In short the “futility of relying on [the] UN”
mentioned in the title of Greenhouse’s piece and posited by him as a critique
of the RToP could, on the contrary, have served as a subtitle for the Tribunal
itself. Greenhouse reserves his most pompous pronouncements for the end of his
article:
I’m less concerned about finding the perfect
descriptor[sic] for Israel’s ongoing assault on the lives and rights of
Palestinians than I am about fighting it. The terms that matter most to me
begin with B, D, and S.
By Jove, the man thinks he has invented the wheel! Greenhouse seems to be implying that none of
the speakers at the Cooper Union share his heroic desire to fight for
Palestinian rights. But not alone was BDS advocated by many these speakers, it was also at the heart of the three previous
sessions – I can well remember the collective intake of breath when it was
advocated, against all expectations, in the conclusions of the jury at the
end of the first (Barcelona) session. Indeed the advocacy of BDS by such a
venerable institution may be instanced as one of the many refutations of Norman
Finkelstein’s deplorable thesis that BDS is a “cult”!

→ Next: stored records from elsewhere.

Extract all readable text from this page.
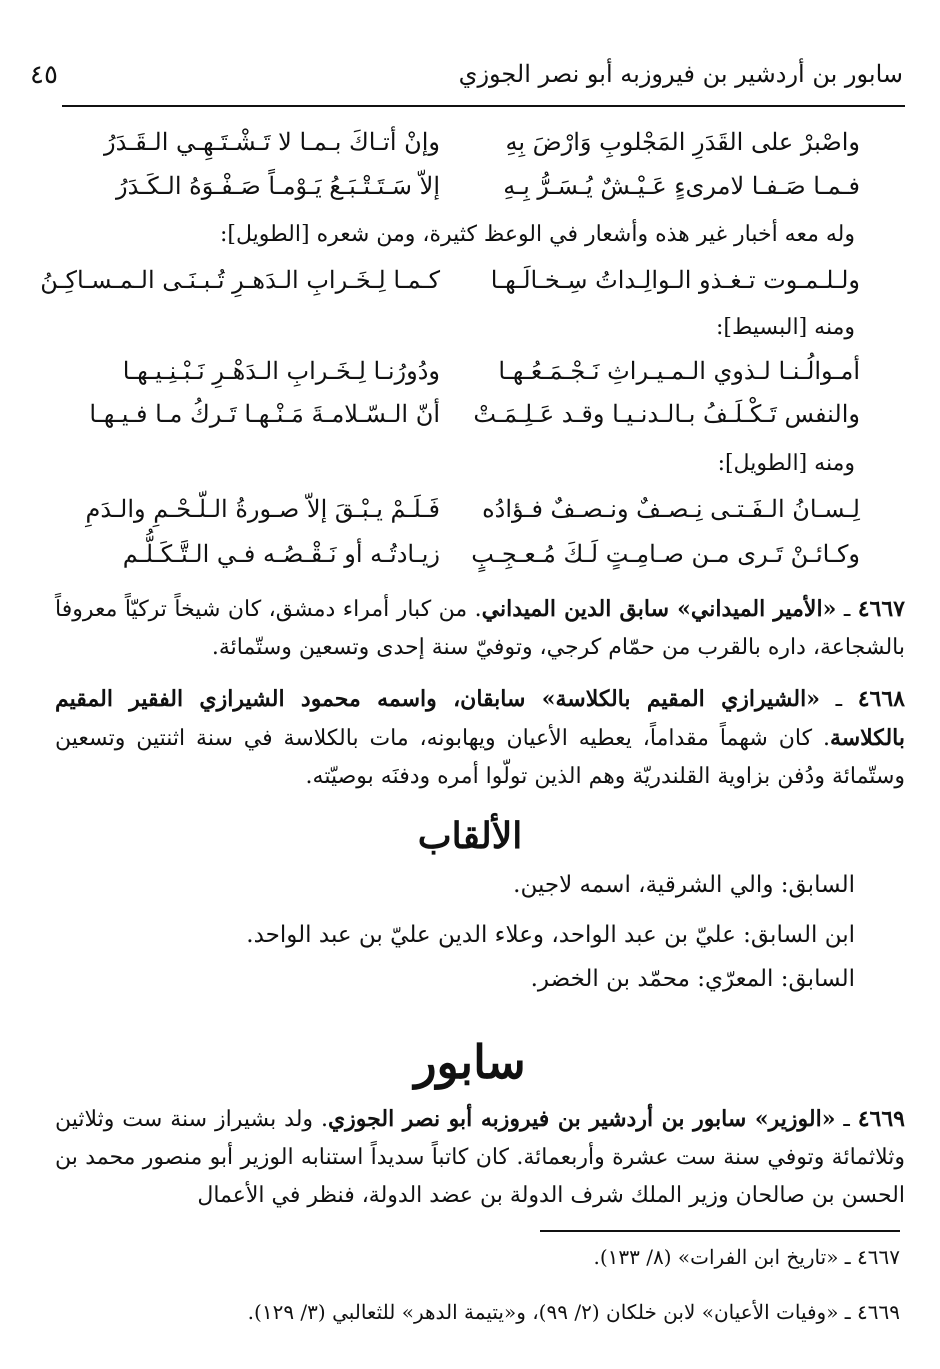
٤٥	سابور بن أردشير بن فيروزبه أبو نصر الجوزي
واصْبرْ على القَدَرِ المَجْلوبِ وَارْضَ بِهِ
وإنْ أتـاكَ بـمـا لا تَـشْـتَـهِـي الـقَـدَرُ
فـمـا صَـفـا لامرىءٍ عَـيْـشٌ يُـسَـرُّ بِـهِ
إلاّ سَـتَـتْـبَـعُ يَـوْمـاً صَـفْـوَهُ الـكَـدَرُ
وله معه أخبار غير هذه وأشعار في الوعظ كثيرة، ومن شعره [الطويل]:
ولـلـمـوت تـغـذو الـوالِـداتُ سِـخـالَـهـا
كـمـا لِـخَـرابِ الـدَهـرِ تُـبـنَـى الـمـسـاكِـنُ
ومنه [البسيط]:
أمـوالُـنـا لـذوي الـمـيـراثِ نَـجْـمَـعُـهـا
ودُورُنـا لِـخَـرابِ الـدَهْـرِ نَـبْـنِـيـهـا
والنفس تَـكْـلَـفُ بـالـدنـيـا وقـد عَـلِـمَـتْ
أنّ الـسّـلامـةَ مَـنْـهـا تَـركُ مـا فـيـهـا
ومنه [الطويل]:
لِـسـانُ الـفَـتـى نِـصـفٌ ونـصـفٌ فـؤادُه
فَـلَـمْ يـبْـقَ إلاّ صـورةُ الـلّـحْـمِ والـدَمِ
وكـائـنْ تَـرى مـن صـامِـتٍ لَـكَ مُـعـجِـبٍ
زيـادتُـه أو نَـقْـصُـه فـي الـتَّـكَـلُّـم
٤٦٦٧ ـ «الأمير الميداني» سابق الدين الميداني. من كبار أمراء دمشق، كان شيخاً تركيّاً معروفاً بالشجاعة، داره بالقرب من حمّام كرجي، وتوفيّ سنة إحدى وتسعين وستّمائة.
٤٦٦٨ ـ «الشيرازي المقيم بالكلاسة» سابقان، واسمه محمود الشيرازي الفقير المقيم بالكلاسة. كان شهماً مقداماً، يعطيه الأعيان ويهابونه، مات بالكلاسة في سنة اثنتين وتسعين وستّمائة ودُفن بزاوية القلندريّة وهم الذين تولّوا أمره ودفنَه بوصيّته.
الألقاب
السابق: والي الشرقية، اسمه لاجين.
ابن السابق: عليّ بن عبد الواحد، وعلاء الدين عليّ بن عبد الواحد.
السابق: المعرّي: محمّد بن الخضر.
سابور
٤٦٦٩ ـ «الوزير» سابور بن أردشير بن فيروزبه أبو نصر الجوزي. ولد بشيراز سنة ست وثلاثين وثلاثمائة وتوفي سنة ست عشرة وأربعمائة. كان كاتباً سديداً استنابه الوزير أبو منصور محمد بن الحسن بن صالحان وزير الملك شرف الدولة بن عضد الدولة، فنظر في الأعمال
٤٦٦٧ ـ «تاريخ ابن الفرات» (٨/ ١٣٣).
٤٦٦٩ ـ «وفيات الأعيان» لابن خلكان (٢/ ٩٩)، و«يتيمة الدهر» للثعالبي (٣/ ١٢٩).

Nobody would suggest that Palestinian rights activists
should refrain from critique of the Russell Tribunal out of some misplaced
sense of loyalty, and in the course of these blogs I’ve made one or two
criticisms of my own. Nonetheless, many of the criticisms in “progressive” outlets
are less than comradely; they give the impression that certain vain activists
feel that a bunch of toffee-nosed intellectuals is attempting to trespass on
their territory.
Ultimately, the RToP is simply another tool in the
struggle for Palestinian rights, which is simultaneously a struggle for a
better world order. We can never have too many such tools.
*
As I was writing this piece, I discovered that RToP
coordinator Frank Barat had published his
own response to some of these criticisms. I’m proud to end my own account
of the New York session with Frank’s words:
So
don't get me wrong, criticism is important, actually crucial. Receiving feedback
from activists about the tribunal's work is essential. No one is perfect. We
strive on constructive criticism. But please be fair.